In the text, Ezra acknowledges that punishment had come upon his people for their "evil deeds and their great trespass." So greatly was his righteous spirit vexed upon the knowledge of their iniquities, that "he rent his garment and his mantle, and plucked off the hair of his head, and of his beard, and sat down astonied until the evening sacrifice." He knew that though God was slow to anger, yet he was a "jealous God," and would chasten in his hot displeasure all who sinned with so high a hand against him. He acknow ledges the justice of all the punishments that had befallen them in former times, and attributes them all to their sins. "Since the days of our fathers have we been in a great trespass unto this day, and for our iniquities have we, our kings, and our priests, been delivered into the hand of the kings of the lands, to the

sword, to captivity, and to a spoil, and to confusion of face, as it is this day."
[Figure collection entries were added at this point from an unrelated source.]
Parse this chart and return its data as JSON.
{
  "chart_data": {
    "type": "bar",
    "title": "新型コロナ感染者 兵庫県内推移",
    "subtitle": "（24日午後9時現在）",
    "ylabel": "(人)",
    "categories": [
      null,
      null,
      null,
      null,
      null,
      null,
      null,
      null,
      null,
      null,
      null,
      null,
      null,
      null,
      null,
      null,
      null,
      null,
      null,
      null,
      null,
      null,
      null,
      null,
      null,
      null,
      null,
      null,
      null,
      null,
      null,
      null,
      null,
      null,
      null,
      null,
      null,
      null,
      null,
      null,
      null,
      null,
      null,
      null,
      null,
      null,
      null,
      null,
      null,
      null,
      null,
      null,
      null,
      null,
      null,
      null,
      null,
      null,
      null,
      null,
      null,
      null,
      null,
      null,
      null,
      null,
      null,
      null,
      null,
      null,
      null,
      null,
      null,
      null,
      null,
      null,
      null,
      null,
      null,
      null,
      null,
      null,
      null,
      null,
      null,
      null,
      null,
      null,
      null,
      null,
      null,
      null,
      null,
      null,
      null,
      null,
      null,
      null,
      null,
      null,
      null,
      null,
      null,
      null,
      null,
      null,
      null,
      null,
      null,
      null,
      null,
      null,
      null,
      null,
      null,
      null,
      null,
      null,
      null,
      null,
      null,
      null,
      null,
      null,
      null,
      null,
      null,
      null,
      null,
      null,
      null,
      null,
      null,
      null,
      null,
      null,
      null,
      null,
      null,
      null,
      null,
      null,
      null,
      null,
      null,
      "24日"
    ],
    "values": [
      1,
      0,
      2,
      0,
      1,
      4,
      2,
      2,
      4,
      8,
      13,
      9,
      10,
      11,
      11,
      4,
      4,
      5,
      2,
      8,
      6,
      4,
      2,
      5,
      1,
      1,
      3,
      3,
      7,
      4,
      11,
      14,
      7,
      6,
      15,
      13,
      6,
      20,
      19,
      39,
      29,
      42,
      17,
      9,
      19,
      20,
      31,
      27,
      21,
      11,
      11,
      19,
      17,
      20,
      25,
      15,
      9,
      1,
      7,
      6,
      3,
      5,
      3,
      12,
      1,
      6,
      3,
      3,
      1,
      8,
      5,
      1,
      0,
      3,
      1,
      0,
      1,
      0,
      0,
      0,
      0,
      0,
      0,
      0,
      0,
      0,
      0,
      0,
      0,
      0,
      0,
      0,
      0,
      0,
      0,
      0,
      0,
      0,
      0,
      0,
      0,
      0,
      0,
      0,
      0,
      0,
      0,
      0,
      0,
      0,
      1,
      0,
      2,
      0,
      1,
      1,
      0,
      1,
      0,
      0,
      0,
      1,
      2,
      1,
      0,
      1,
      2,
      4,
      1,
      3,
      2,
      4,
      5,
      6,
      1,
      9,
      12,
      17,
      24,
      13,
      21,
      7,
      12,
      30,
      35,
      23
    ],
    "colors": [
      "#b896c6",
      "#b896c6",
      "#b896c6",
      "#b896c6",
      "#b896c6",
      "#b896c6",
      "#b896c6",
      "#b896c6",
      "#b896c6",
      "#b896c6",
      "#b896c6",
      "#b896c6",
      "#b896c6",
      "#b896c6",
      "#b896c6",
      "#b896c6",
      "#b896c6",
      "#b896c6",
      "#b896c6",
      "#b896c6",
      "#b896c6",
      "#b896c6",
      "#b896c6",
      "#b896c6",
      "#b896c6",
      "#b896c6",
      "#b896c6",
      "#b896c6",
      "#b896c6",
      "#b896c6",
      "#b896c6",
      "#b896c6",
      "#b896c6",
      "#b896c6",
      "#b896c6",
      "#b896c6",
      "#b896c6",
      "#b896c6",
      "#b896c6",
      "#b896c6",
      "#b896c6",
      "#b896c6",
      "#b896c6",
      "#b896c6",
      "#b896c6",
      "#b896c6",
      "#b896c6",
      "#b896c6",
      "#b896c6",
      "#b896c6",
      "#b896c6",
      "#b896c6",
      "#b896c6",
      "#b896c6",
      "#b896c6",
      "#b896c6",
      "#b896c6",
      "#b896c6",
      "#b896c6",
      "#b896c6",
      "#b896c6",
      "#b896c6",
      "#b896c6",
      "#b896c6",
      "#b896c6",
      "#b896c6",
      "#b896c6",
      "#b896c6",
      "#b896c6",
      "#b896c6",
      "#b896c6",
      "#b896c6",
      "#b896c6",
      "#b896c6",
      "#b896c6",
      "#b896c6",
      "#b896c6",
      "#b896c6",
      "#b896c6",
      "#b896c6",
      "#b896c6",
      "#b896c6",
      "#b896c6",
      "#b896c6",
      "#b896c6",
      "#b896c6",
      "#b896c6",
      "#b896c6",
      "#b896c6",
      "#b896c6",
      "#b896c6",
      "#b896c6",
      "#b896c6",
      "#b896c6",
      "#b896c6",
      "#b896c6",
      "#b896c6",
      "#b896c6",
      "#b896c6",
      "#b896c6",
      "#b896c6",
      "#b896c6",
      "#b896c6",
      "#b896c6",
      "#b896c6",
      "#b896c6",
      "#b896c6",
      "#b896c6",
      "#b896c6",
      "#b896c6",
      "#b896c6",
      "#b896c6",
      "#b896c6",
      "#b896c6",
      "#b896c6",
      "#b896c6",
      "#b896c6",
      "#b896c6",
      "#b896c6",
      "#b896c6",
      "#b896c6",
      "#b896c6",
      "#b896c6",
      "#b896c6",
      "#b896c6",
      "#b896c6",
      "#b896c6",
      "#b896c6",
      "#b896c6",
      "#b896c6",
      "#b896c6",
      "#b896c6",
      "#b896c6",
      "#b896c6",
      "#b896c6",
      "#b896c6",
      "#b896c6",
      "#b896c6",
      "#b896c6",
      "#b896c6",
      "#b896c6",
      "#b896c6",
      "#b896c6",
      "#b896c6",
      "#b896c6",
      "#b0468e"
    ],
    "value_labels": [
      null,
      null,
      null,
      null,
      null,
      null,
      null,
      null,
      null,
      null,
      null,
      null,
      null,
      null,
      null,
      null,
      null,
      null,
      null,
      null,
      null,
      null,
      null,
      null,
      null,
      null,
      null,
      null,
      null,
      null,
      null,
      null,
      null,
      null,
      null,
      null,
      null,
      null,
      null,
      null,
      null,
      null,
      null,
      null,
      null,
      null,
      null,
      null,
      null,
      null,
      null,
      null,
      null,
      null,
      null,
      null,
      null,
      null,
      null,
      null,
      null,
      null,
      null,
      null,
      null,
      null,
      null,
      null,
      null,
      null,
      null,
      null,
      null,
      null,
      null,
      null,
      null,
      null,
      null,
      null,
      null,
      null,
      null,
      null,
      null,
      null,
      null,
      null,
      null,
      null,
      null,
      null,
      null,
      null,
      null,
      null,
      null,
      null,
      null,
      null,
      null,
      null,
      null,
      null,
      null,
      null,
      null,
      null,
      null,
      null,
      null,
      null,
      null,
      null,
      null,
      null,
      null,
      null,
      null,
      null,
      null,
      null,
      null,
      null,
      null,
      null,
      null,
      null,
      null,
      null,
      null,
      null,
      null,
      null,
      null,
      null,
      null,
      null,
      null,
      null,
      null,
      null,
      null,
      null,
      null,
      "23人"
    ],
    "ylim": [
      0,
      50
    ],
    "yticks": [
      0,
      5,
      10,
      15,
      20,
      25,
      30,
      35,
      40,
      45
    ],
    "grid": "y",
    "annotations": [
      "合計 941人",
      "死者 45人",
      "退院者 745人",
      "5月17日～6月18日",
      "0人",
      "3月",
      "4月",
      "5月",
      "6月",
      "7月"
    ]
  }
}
And, brethren, the confession of Ezra should be ours. We should remember that judgments come upon us as the punishment of sin. We should trace all our evils and calamities up to their true sourcesin; itself the most dreadful of all evils: sin, which is every day continuing its ravages upon the peace of individuals and of families, of communities and of nations; darkening the world with error, superstition and idolatry, and blasting it with depravity and crime; defacing the image of an holy God from the souls of men; severing them from the favour of their Maker; destroying their hopes of blessedness in heaven, and fitting them to become denizens of the pit of Tophet. And, if we would estimate aright the punishment due to sin, let us look at the cross of Calvary. Nothing save the infinitely valuable sacrifice of the Eternal Son of God could magnify the divine law and make it honourable, and bring in an everlasting righteousness for man. Great indeed is the mystery of godliness, and incomprehensible by men or angels: but from the simple fact, that after enduring unutterable agony, Jesus died for sin; that God hid his face for a time from his well-beloved Son, who in that hour felt within his own spotless and holy soul, the outpoured vials of Divine wrath; from this we are taught to regard sin as something, the evil of which we shall never be able completely to understand, even as we cannot understand the greatness of that love which appointed the sacrifice.